Suspiciously Structured Entropy: Wavelet Decomposition of Software Entropy Reveals Symptoms of Malware in the Energy Spectrum
Wojnowicz, Michael (Cylance) | Chisholm, Glenn (Cylance ) | Wolff, Matt (Cylance )
Sophisticated malware authors can sneak hidden malicious code into portable executable files, and this code can be hard to detect, especially if it is encrypted or compressed. However, when an executable file shifts between native code, encrypted or compressed code, and padding, there are corresponding shifts in the file's representation as an entropy signal. In this paper, we develop a method for automatically quantifying the extent to which the patterned variations in a file's entropy signal makes it "suspicious." A corpus of n = 39,968 portable executable files were studied, 50% of which were malicious. Each portable executable file was represented as an entropy stream, where each value in the entropy stream describes the amount of entropy at a particular locations in the file. Wavelet transforms were then applied to this entropy signal in order to extract the amount of entropic energy at multiple scales of code resolution.
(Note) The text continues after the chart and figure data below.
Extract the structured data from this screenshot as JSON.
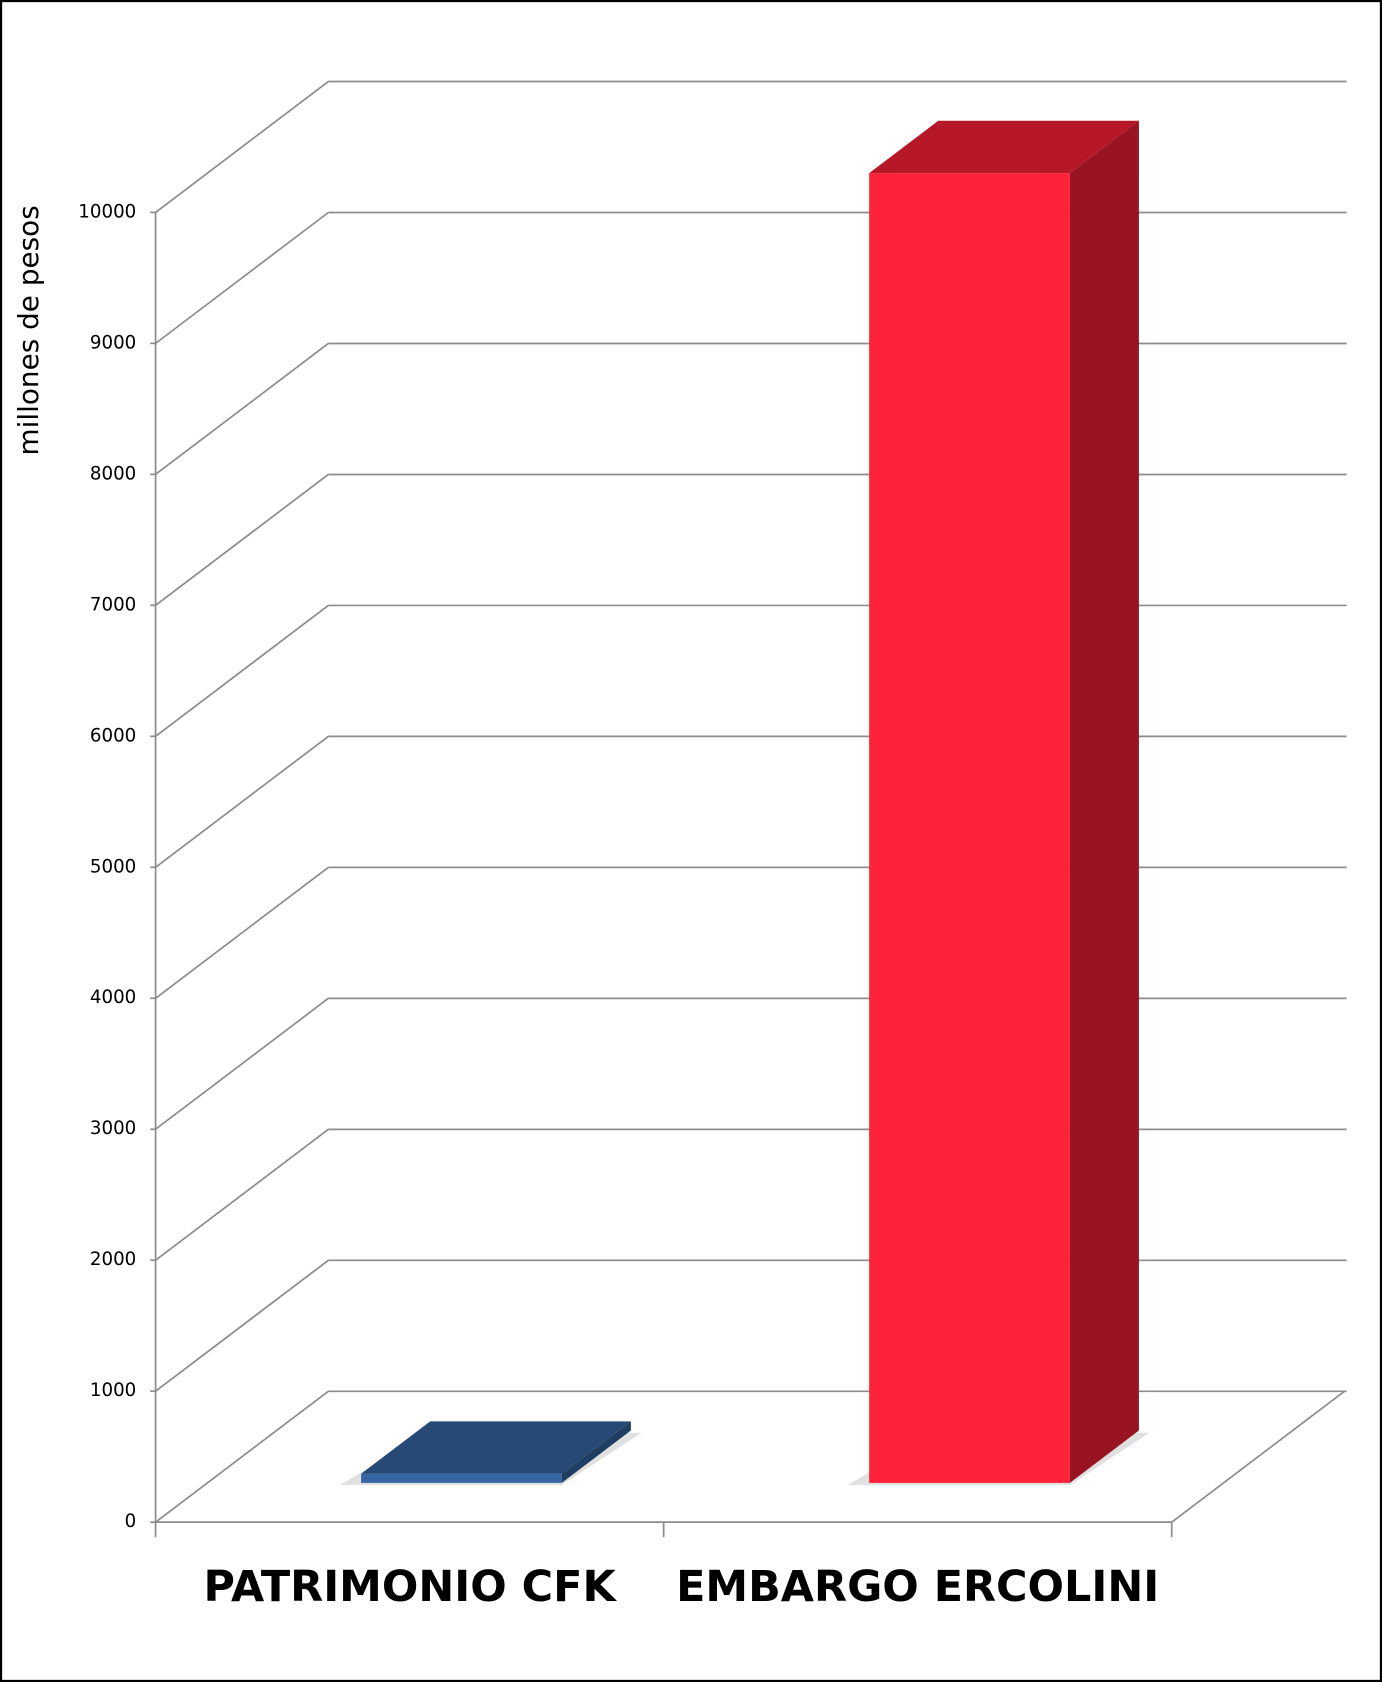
{
  "chart_data": {
    "type": "bar3d",
    "y_label": "millones de pesos",
    "categories": [
      "PATRIMONIO CFK",
      "EMBARGO ERCOLINI"
    ],
    "values": [
      70,
      10000
    ],
    "colors": [
      "#3566a3",
      "#fe2238"
    ],
    "ylim": [
      0,
      10000
    ],
    "yticks": [
      0,
      1000,
      2000,
      3000,
      4000,
      5000,
      6000,
      7000,
      8000,
      9000,
      10000
    ],
    "grid": true
  }
}
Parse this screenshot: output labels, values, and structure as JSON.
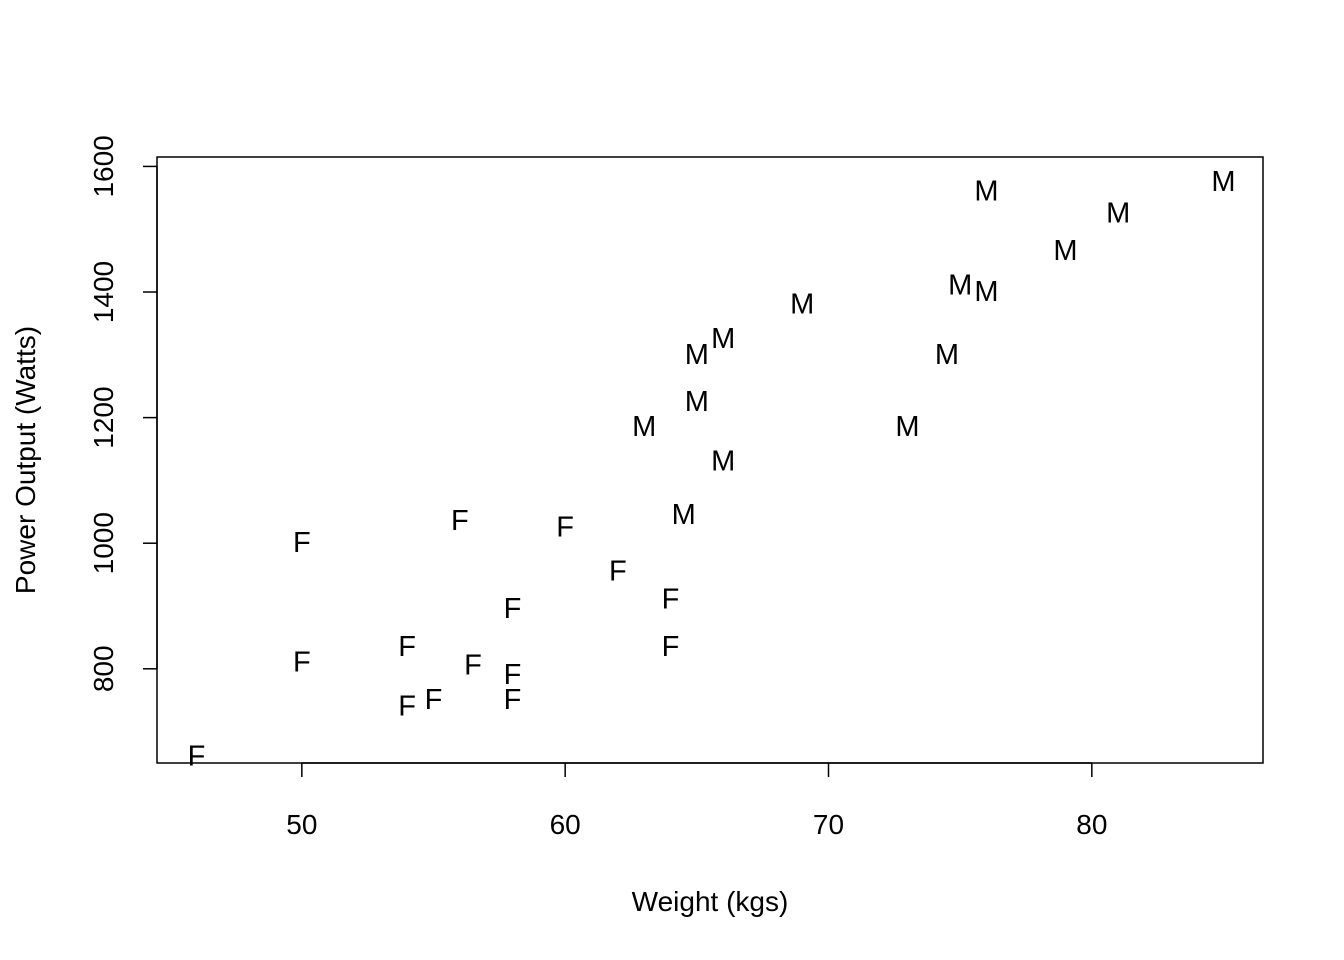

Based on this entropic energy spectrum, we derive a Suspiciously Structured Entropic Change Score (SSECS), a single scalar feature which quantifies the extent to which a given file's entropic energy spectrum makes the file suspicious as possible malware. We found that, based on SSECS alone, it was possible to predict with 68.7% accuracy whether a file in this corpus was malicious or legitimate (a 18.7% gain over random guessing). Moreover, we found that SSECS contains predictive information not contained in mean entropy alone. Thus, we argue that SSECS could be a useful single feature for machine learning models which attempt to identify malware based on millions of file features.